L'Università della California studia i fumi prodotti durante la cottura di un hamburger. I risultati sono scioccanti.

20 settembre 2012

Hamburger - foto di su-lin via flickRSe ci chiedessero quale sia l’impatto ambientale maggiore in termini di inquinamento dell’aria fra la cottura di un hamburger o un camion con rimorchio in autostrada, saremmo tutti d’accordo a puntare il dito sul mezzo pesante.

Chiunque scagionerebbe il gustoso (anche se non proprio salutare) panino, alimento preferito negli states e mattone portante di numerose catene fast food (junk?).

Tuttavia alcuni ricercatori dell’Università della California, precisamente a Riverside, hanno stabilito dopo accurate misurazioni che i grill in commercio (paragonabili a quelli usati in campo industriale), emetterebbero vapori di grasso, fumo, vapore acqueo e prodotti da combustione, oltre a molto calore. Nel 2007 il South Coast Air Quality Management District ha anche appurato che l’inquinamento dovuto alla cottura di alimenti negli esercizi pubblici è stato la seconda grande fonte di particolato rilevata nella zona della South Coast.

Le emissioni sarebbero quindi enormi, tali da equipararsi a quelle generate da un camion con rimorchio dopo aver percorso 230km.

Il fatto importante è che la combustione di carburante all’interno dei motori a scoppio e le relative emissioni sono strettamente controllate e regolamentate, mentre la cottura dei cibi grigliati non è mai stata considerata come fattore inquinante, o almeno non è mai stato necessario avere cura delle emissioni prodotte.

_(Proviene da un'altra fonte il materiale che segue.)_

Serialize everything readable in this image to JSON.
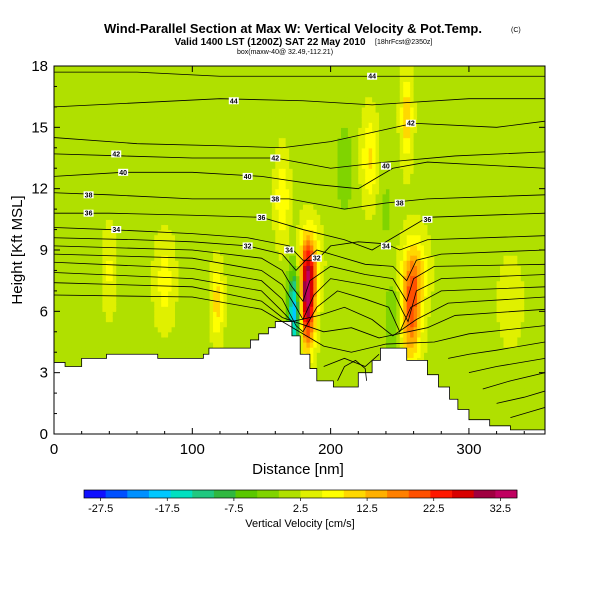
{
  "chart_data": {
    "type": "heatmap",
    "title": "Wind-Parallel Section at Max W: Vertical Velocity & Pot.Temp.",
    "title_mark": "(C)",
    "subtitle": "Valid 1400 LST (1200Z) SAT 22 May 2010",
    "subtitle_extra": "[18hrFcst@2350z]",
    "subtitle_small": "box(maxw-40@ 32.49,-112.21)",
    "xlabel": "Distance [nm]",
    "ylabel": "Height [Kft MSL]",
    "xlim": [
      0,
      355
    ],
    "ylim": [
      0,
      18
    ],
    "x_ticks": [
      0,
      100,
      200,
      300
    ],
    "y_ticks": [
      0,
      3,
      6,
      9,
      12,
      15,
      18
    ],
    "colorbar": {
      "title": "Vertical Velocity [cm/s]",
      "min": -30,
      "max": 35,
      "tick_labels": [
        "-27.5",
        "-17.5",
        "-7.5",
        "2.5",
        "12.5",
        "22.5",
        "32.5"
      ],
      "tick_values": [
        -27.5,
        -17.5,
        -7.5,
        2.5,
        12.5,
        22.5,
        32.5
      ],
      "colors": [
        "#1010ff",
        "#0050ff",
        "#0090ff",
        "#00c8ff",
        "#00e0c0",
        "#20c880",
        "#30b840",
        "#5ac800",
        "#80d400",
        "#b0e000",
        "#e0f000",
        "#ffff00",
        "#ffd800",
        "#ffb000",
        "#ff8000",
        "#ff5000",
        "#ff1800",
        "#d80000",
        "#a00040",
        "#c00060"
      ]
    },
    "background_value": 1.5,
    "terrain": [
      [
        0,
        3.5
      ],
      [
        8,
        3.5
      ],
      [
        8,
        3.3
      ],
      [
        20,
        3.3
      ],
      [
        20,
        3.7
      ],
      [
        38,
        3.7
      ],
      [
        38,
        3.9
      ],
      [
        75,
        3.9
      ],
      [
        75,
        3.7
      ],
      [
        108,
        3.7
      ],
      [
        108,
        3.9
      ],
      [
        112,
        3.9
      ],
      [
        112,
        4.2
      ],
      [
        142,
        4.2
      ],
      [
        142,
        4.6
      ],
      [
        148,
        4.6
      ],
      [
        148,
        4.9
      ],
      [
        155,
        4.9
      ],
      [
        155,
        5.2
      ],
      [
        160,
        5.2
      ],
      [
        160,
        5.5
      ],
      [
        172,
        5.5
      ],
      [
        172,
        4.8
      ],
      [
        178,
        4.8
      ],
      [
        178,
        3.9
      ],
      [
        185,
        3.9
      ],
      [
        185,
        3.2
      ],
      [
        190,
        3.2
      ],
      [
        190,
        2.6
      ],
      [
        202,
        2.6
      ],
      [
        202,
        2.3
      ],
      [
        220,
        2.3
      ],
      [
        220,
        3.0
      ],
      [
        230,
        3.0
      ],
      [
        230,
        3.6
      ],
      [
        236,
        3.6
      ],
      [
        236,
        4.2
      ],
      [
        255,
        4.2
      ],
      [
        255,
        3.6
      ],
      [
        270,
        3.6
      ],
      [
        270,
        2.9
      ],
      [
        278,
        2.9
      ],
      [
        278,
        2.3
      ],
      [
        286,
        2.3
      ],
      [
        286,
        1.7
      ],
      [
        292,
        1.7
      ],
      [
        292,
        1.2
      ],
      [
        300,
        1.2
      ],
      [
        300,
        0.7
      ],
      [
        315,
        0.7
      ],
      [
        315,
        0.4
      ],
      [
        330,
        0.4
      ],
      [
        330,
        0.2
      ],
      [
        355,
        0.2
      ]
    ],
    "velocity_features": [
      {
        "name": "updraft-main",
        "x": 183,
        "z": 6.5,
        "sx": 4,
        "sz": 1.6,
        "value": 30
      },
      {
        "name": "updraft-main-upper",
        "x": 185,
        "z": 8.5,
        "sx": 5,
        "sz": 1.2,
        "value": 12
      },
      {
        "name": "downdraft-main",
        "x": 174,
        "z": 6.0,
        "sx": 3.5,
        "sz": 1.5,
        "value": -22
      },
      {
        "name": "updraft-second",
        "x": 258,
        "z": 6.0,
        "sx": 5,
        "sz": 1.8,
        "value": 18
      },
      {
        "name": "updraft-second-upper",
        "x": 262,
        "z": 8.0,
        "sx": 6,
        "sz": 1.2,
        "value": 8
      },
      {
        "name": "downdraft-second",
        "x": 245,
        "z": 5.5,
        "sx": 4,
        "sz": 1.4,
        "value": -6
      },
      {
        "name": "updraft-west",
        "x": 118,
        "z": 6.5,
        "sx": 3,
        "sz": 1.2,
        "value": 10
      },
      {
        "name": "updraft-west-2",
        "x": 80,
        "z": 7.5,
        "sx": 5,
        "sz": 1.5,
        "value": 6
      },
      {
        "name": "updraft-west-3",
        "x": 40,
        "z": 8.0,
        "sx": 3,
        "sz": 1.5,
        "value": 5
      },
      {
        "name": "updraft-upper-1",
        "x": 165,
        "z": 11.5,
        "sx": 3.5,
        "sz": 1.5,
        "value": 8
      },
      {
        "name": "updraft-upper-2",
        "x": 228,
        "z": 13.5,
        "sx": 4,
        "sz": 1.5,
        "value": 8
      },
      {
        "name": "updraft-upper-3",
        "x": 255,
        "z": 15.5,
        "sx": 3,
        "sz": 1.5,
        "value": 10
      },
      {
        "name": "updraft-lower-2",
        "x": 330,
        "z": 6.5,
        "sx": 6,
        "sz": 1.5,
        "value": 3.5
      },
      {
        "name": "downdraft-upper-1",
        "x": 210,
        "z": 13,
        "sx": 5,
        "sz": 2,
        "value": -4
      },
      {
        "name": "downdraft-upper-2",
        "x": 240,
        "z": 11,
        "sx": 3,
        "sz": 1.5,
        "value": -3
      }
    ],
    "contours": [
      {
        "label": "44",
        "points": [
          [
            0,
            17.7
          ],
          [
            60,
            17.7
          ],
          [
            120,
            17.5
          ],
          [
            200,
            17.5
          ],
          [
            250,
            17.5
          ],
          [
            355,
            17.5
          ]
        ],
        "label_at": [
          [
            230,
            17.5
          ]
        ]
      },
      {
        "label": "44",
        "points": [
          [
            0,
            16.0
          ],
          [
            60,
            16.2
          ],
          [
            120,
            16.4
          ],
          [
            180,
            16.3
          ],
          [
            230,
            16.1
          ],
          [
            300,
            16.4
          ],
          [
            355,
            16.4
          ]
        ],
        "label_at": [
          [
            130,
            16.3
          ]
        ]
      },
      {
        "label": "42",
        "points": [
          [
            0,
            14.5
          ],
          [
            60,
            14.2
          ],
          [
            120,
            14.1
          ],
          [
            165,
            14.0
          ],
          [
            200,
            14.3
          ],
          [
            260,
            15.2
          ],
          [
            320,
            15.0
          ],
          [
            355,
            15.3
          ]
        ],
        "label_at": [
          [
            258,
            15.2
          ]
        ]
      },
      {
        "label": "42",
        "points": [
          [
            0,
            13.7
          ],
          [
            50,
            13.6
          ],
          [
            100,
            13.5
          ],
          [
            160,
            13.5
          ],
          [
            200,
            13.0
          ],
          [
            240,
            13.3
          ],
          [
            290,
            13.6
          ],
          [
            355,
            13.8
          ]
        ],
        "label_at": [
          [
            45,
            13.7
          ],
          [
            160,
            13.5
          ]
        ]
      },
      {
        "label": "40",
        "points": [
          [
            0,
            12.6
          ],
          [
            50,
            12.8
          ],
          [
            100,
            12.8
          ],
          [
            150,
            12.6
          ],
          [
            190,
            12.2
          ],
          [
            220,
            12.0
          ],
          [
            245,
            13.0
          ],
          [
            270,
            13.3
          ],
          [
            355,
            13.0
          ]
        ],
        "label_at": [
          [
            50,
            12.8
          ],
          [
            140,
            12.6
          ],
          [
            240,
            13.1
          ]
        ]
      },
      {
        "label": "38",
        "points": [
          [
            0,
            11.8
          ],
          [
            40,
            11.7
          ],
          [
            100,
            11.5
          ],
          [
            150,
            11.5
          ],
          [
            170,
            11.5
          ],
          [
            210,
            11.0
          ],
          [
            240,
            11.3
          ],
          [
            270,
            11.5
          ],
          [
            355,
            11.7
          ]
        ],
        "label_at": [
          [
            25,
            11.7
          ],
          [
            160,
            11.5
          ],
          [
            250,
            11.3
          ]
        ]
      },
      {
        "label": "36",
        "points": [
          [
            0,
            10.8
          ],
          [
            40,
            10.8
          ],
          [
            100,
            10.7
          ],
          [
            150,
            10.6
          ],
          [
            180,
            10.0
          ],
          [
            210,
            9.5
          ],
          [
            230,
            9.0
          ],
          [
            250,
            9.8
          ],
          [
            270,
            10.6
          ],
          [
            355,
            10.8
          ]
        ],
        "label_at": [
          [
            25,
            10.8
          ],
          [
            150,
            10.6
          ],
          [
            270,
            10.5
          ]
        ]
      },
      {
        "label": "34",
        "points": [
          [
            0,
            10.1
          ],
          [
            40,
            10.0
          ],
          [
            100,
            9.8
          ],
          [
            140,
            9.6
          ],
          [
            170,
            9.2
          ],
          [
            180,
            8.5
          ],
          [
            190,
            8.5
          ],
          [
            200,
            9.2
          ],
          [
            220,
            9.4
          ],
          [
            240,
            9.3
          ],
          [
            250,
            9.0
          ],
          [
            270,
            9.5
          ],
          [
            355,
            9.7
          ]
        ],
        "label_at": [
          [
            45,
            10.0
          ],
          [
            170,
            9.0
          ],
          [
            240,
            9.2
          ]
        ]
      },
      {
        "label": "32",
        "points": [
          [
            0,
            9.6
          ],
          [
            60,
            9.5
          ],
          [
            100,
            9.4
          ],
          [
            140,
            9.2
          ],
          [
            165,
            8.8
          ],
          [
            175,
            8.0
          ],
          [
            182,
            8.5
          ],
          [
            190,
            9.0
          ],
          [
            205,
            8.7
          ],
          [
            225,
            8.3
          ],
          [
            245,
            8.2
          ],
          [
            255,
            7.5
          ],
          [
            262,
            8.5
          ],
          [
            280,
            8.8
          ],
          [
            355,
            9.0
          ]
        ],
        "label_at": [
          [
            140,
            9.2
          ],
          [
            190,
            8.6
          ]
        ]
      },
      {
        "label": "",
        "points": [
          [
            0,
            9.2
          ],
          [
            100,
            9.0
          ],
          [
            150,
            8.6
          ],
          [
            165,
            8.0
          ],
          [
            172,
            7.2
          ],
          [
            180,
            6.5
          ],
          [
            185,
            7.5
          ],
          [
            200,
            8.2
          ],
          [
            225,
            7.8
          ],
          [
            245,
            7.6
          ],
          [
            255,
            6.5
          ],
          [
            260,
            7.6
          ],
          [
            275,
            8.2
          ],
          [
            355,
            8.3
          ]
        ],
        "label_at": []
      },
      {
        "label": "",
        "points": [
          [
            0,
            8.8
          ],
          [
            100,
            8.6
          ],
          [
            150,
            8.0
          ],
          [
            165,
            7.3
          ],
          [
            175,
            6.2
          ],
          [
            180,
            5.6
          ],
          [
            188,
            6.8
          ],
          [
            200,
            7.6
          ],
          [
            225,
            7.3
          ],
          [
            245,
            7.0
          ],
          [
            252,
            6.0
          ],
          [
            256,
            5.5
          ],
          [
            262,
            7.0
          ],
          [
            280,
            7.6
          ],
          [
            355,
            7.8
          ]
        ],
        "label_at": []
      },
      {
        "label": "",
        "points": [
          [
            0,
            8.4
          ],
          [
            100,
            8.1
          ],
          [
            150,
            7.5
          ],
          [
            165,
            6.6
          ],
          [
            175,
            5.3
          ],
          [
            180,
            5.0
          ],
          [
            190,
            6.2
          ],
          [
            205,
            7.0
          ],
          [
            225,
            6.6
          ],
          [
            242,
            6.2
          ],
          [
            250,
            5.0
          ],
          [
            258,
            6.2
          ],
          [
            280,
            7.0
          ],
          [
            355,
            7.2
          ]
        ],
        "label_at": []
      },
      {
        "label": "",
        "points": [
          [
            0,
            7.9
          ],
          [
            100,
            7.6
          ],
          [
            150,
            7.0
          ],
          [
            165,
            6.0
          ],
          [
            172,
            5.5
          ],
          [
            192,
            5.8
          ],
          [
            210,
            6.2
          ],
          [
            230,
            5.6
          ],
          [
            245,
            4.8
          ],
          [
            262,
            5.6
          ],
          [
            285,
            6.4
          ],
          [
            355,
            6.7
          ]
        ],
        "label_at": []
      },
      {
        "label": "",
        "points": [
          [
            0,
            7.4
          ],
          [
            100,
            7.2
          ],
          [
            150,
            6.5
          ],
          [
            165,
            5.7
          ],
          [
            195,
            5.0
          ],
          [
            215,
            5.2
          ],
          [
            235,
            4.7
          ],
          [
            270,
            5.2
          ],
          [
            290,
            5.8
          ],
          [
            355,
            6.1
          ]
        ],
        "label_at": []
      },
      {
        "label": "",
        "points": [
          [
            0,
            6.8
          ],
          [
            100,
            6.7
          ],
          [
            150,
            6.1
          ],
          [
            195,
            4.3
          ],
          [
            215,
            4.0
          ],
          [
            240,
            4.4
          ],
          [
            275,
            4.5
          ],
          [
            300,
            4.9
          ],
          [
            355,
            5.3
          ]
        ],
        "label_at": []
      },
      {
        "label": "",
        "points": [
          [
            195,
            3.3
          ],
          [
            210,
            3.7
          ],
          [
            225,
            3.3
          ],
          [
            235,
            3.9
          ]
        ],
        "label_at": []
      },
      {
        "label": "",
        "points": [
          [
            205,
            2.6
          ],
          [
            210,
            3.3
          ],
          [
            218,
            3.6
          ],
          [
            225,
            3.2
          ],
          [
            226,
            2.6
          ]
        ],
        "label_at": []
      },
      {
        "label": "",
        "points": [
          [
            285,
            3.7
          ],
          [
            300,
            3.9
          ],
          [
            320,
            4.1
          ],
          [
            355,
            4.5
          ]
        ],
        "label_at": []
      },
      {
        "label": "",
        "points": [
          [
            300,
            3.0
          ],
          [
            320,
            3.3
          ],
          [
            355,
            3.7
          ]
        ],
        "label_at": []
      },
      {
        "label": "",
        "points": [
          [
            310,
            2.2
          ],
          [
            330,
            2.6
          ],
          [
            355,
            3.0
          ]
        ],
        "label_at": []
      },
      {
        "label": "",
        "points": [
          [
            320,
            1.5
          ],
          [
            340,
            1.8
          ],
          [
            355,
            2.1
          ]
        ],
        "label_at": []
      },
      {
        "label": "",
        "points": [
          [
            330,
            0.8
          ],
          [
            345,
            1.1
          ],
          [
            355,
            1.3
          ]
        ],
        "label_at": []
      }
    ]
  }
}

Per questo motivo i ricercatori stanno provando alcuni dispositivi che dovrebbero riuscire a rimuovere il grasso presente nei vapori di combustione facendolo raffreddare e raccogliendolo all’interno di un recipiente in acqua.

Il team sembra comunque responsabile, in quanto  tutti gli hamburger che sono stati cucinati per le rilevazioni sono stati donati ad un’associazione di volontari per essere poi ridistribuiti ai più bisognosi.